In the restaurant world, it takes courage to introduce a new food to the market or take an opposite tack to what you know already works. But that’s exactly what restaurateurs Jesse Johnson and Angelo Contrada of Without Papers Pizza and the now-closed Sugo have done with Pow Pizza, a new takeout joint serving hearty Detroit-inspired pizza in Renfrew.
The pair wanted to try and serve a different but equally delicious pizza to the Neapolitan-inspired thin crust served at the popular Without Papers. They also wanted to try their hands at the reduced-overhead world of a take home only (well, mostly — Pow does have two seats) service model.
That meant research. So Johnson, Contrada and a few other team members headed to the honourary home of thick crust and deep dish-style pizza: the American Midwest. Their research began in Chicago, but it wasn’t until they reached Detroit that inspiration really took hold. Detroit-style pizza is said to have been invented in 1946 in a shop called Buddy’s Rendezvous (later renamed Buddy’s Pizza) when Gus and Anna Guerra interpreted a Sicilian dough recipe in the most Motor City way possible — baking it in a thick, rectangular steel pan said to have been used to hold spare parts in a car manufacturing facility.
Johnson and Contrada were fascinated, but wanted to try it their own way. The result is the “Detroit spirited pizza” cooked up in the tiny 48-square-foot kitchen on Russet Road near Edmonton Trail and 16 Avenue N.E. The largely residential area is where chef Contrada lives. He spent the first month of operations hand-delivering free pizzas to his neighbours to get the word out. This not-so-subtle approach matches Pow’s branding, a vintage comic book explosion of speech bubbles in vibrant red, yellow and orange.
While construction of the rectangular pizzas varies among the unique creations at Pow, most of its pizzas stick to the Detroit tradition of massive, spongy crust, toppings buried beneath a mountain of cheese and tomato sauce doled out on top after the baking process is completed. The benefits of this method are three-fold: the tomato sauce isn’t overcooked in the extended bake, the molten cheese crisps into a secondary crust encasing the perimeter of the pies and the chewy dough will satiate you within a slice or two.

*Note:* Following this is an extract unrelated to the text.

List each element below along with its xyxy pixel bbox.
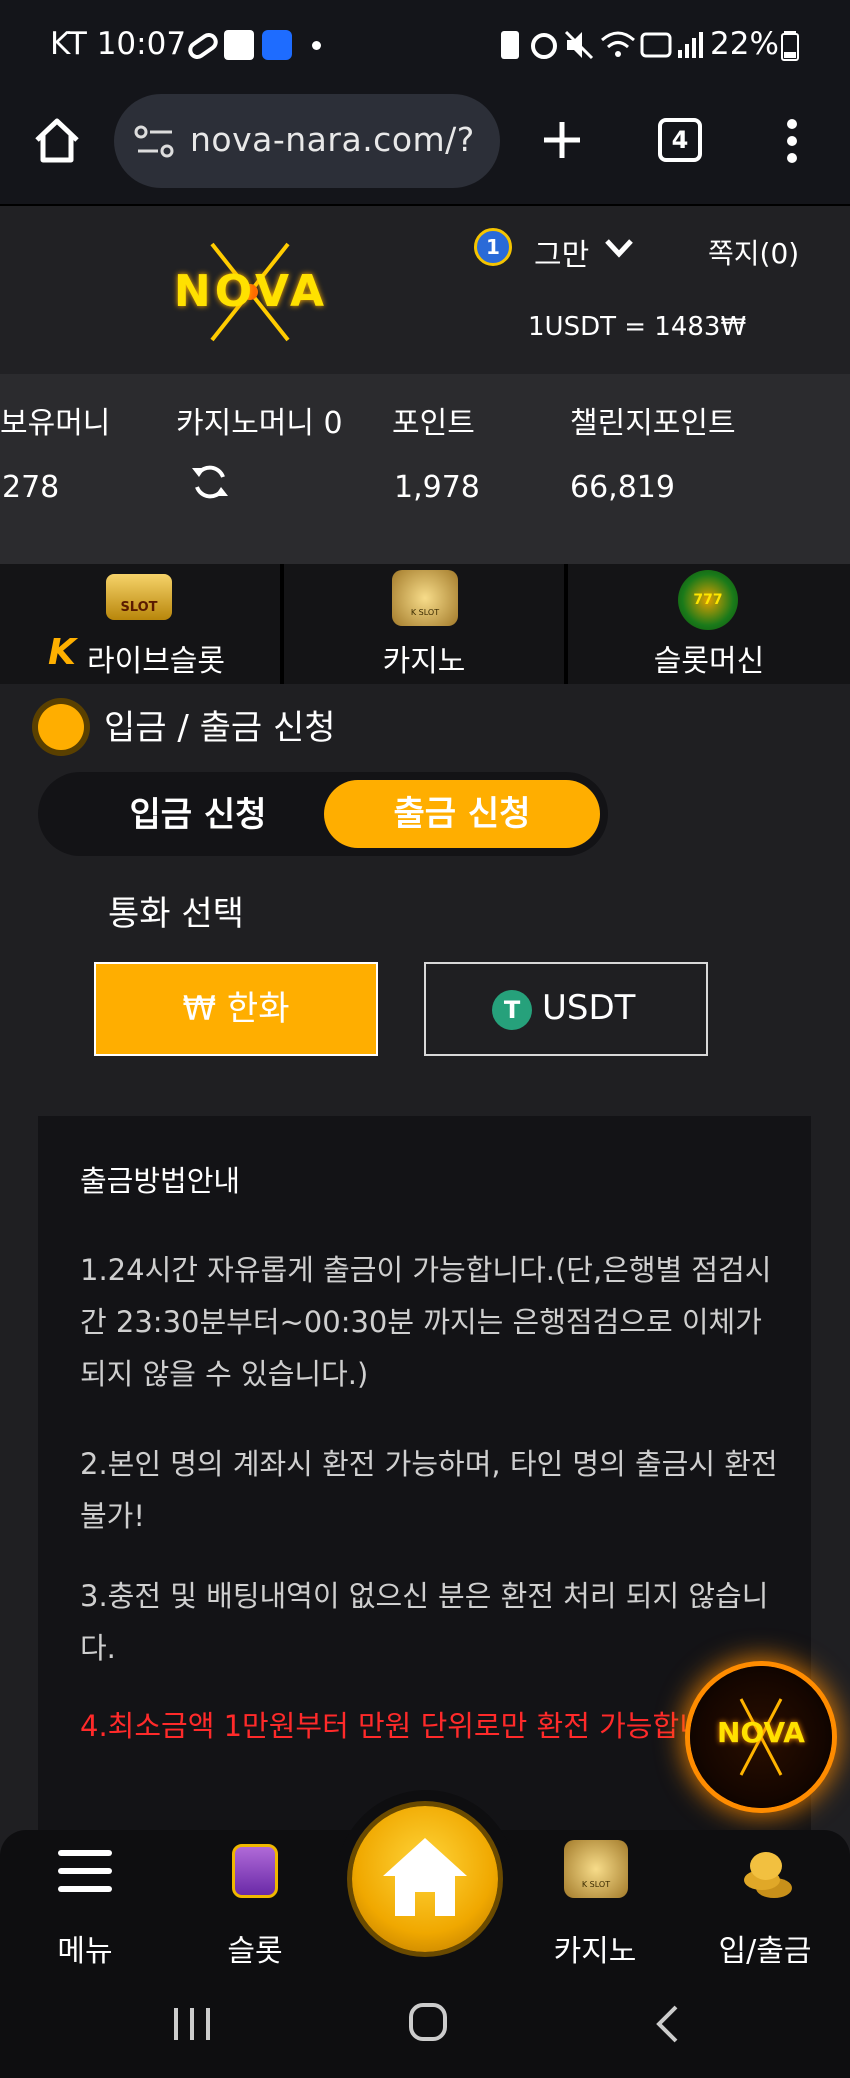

Pies are available in small and large sizes and, as of writing, only 100 doughs are prepped per day. Styles range from elevated classics like the Wagyu beef Classic Pepperoni, to unexpected ingenuity like a curry and yogourt pizza and the Haute Renfrew (see what they did there?), which has potato, bacon and sour cream. Contrada also dreams up a new chef’s specialty each week.

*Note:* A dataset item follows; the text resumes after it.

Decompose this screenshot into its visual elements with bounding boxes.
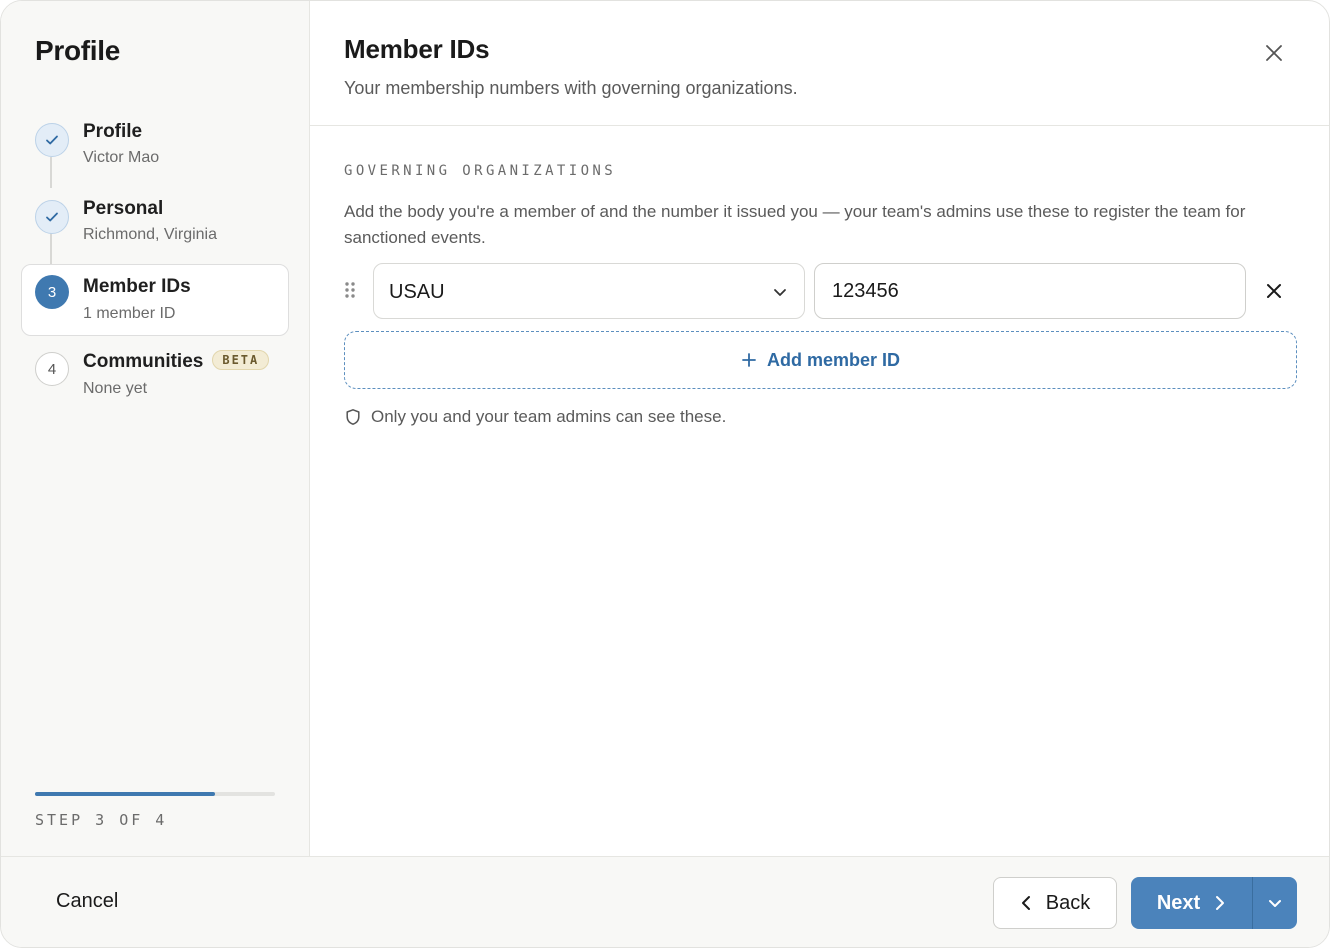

Right now, Pow feels like a hidden gem. You can’t order delivery and it won’t cross your path on a stumble home from 17th Avenue on a Saturday night. Potential plans include adding delivery, creating a community gathering space at the adjacent parklet and maybe even expanding next door in order to offer sit-down service. If that’s something you’d like to see, make sure to order early and order often.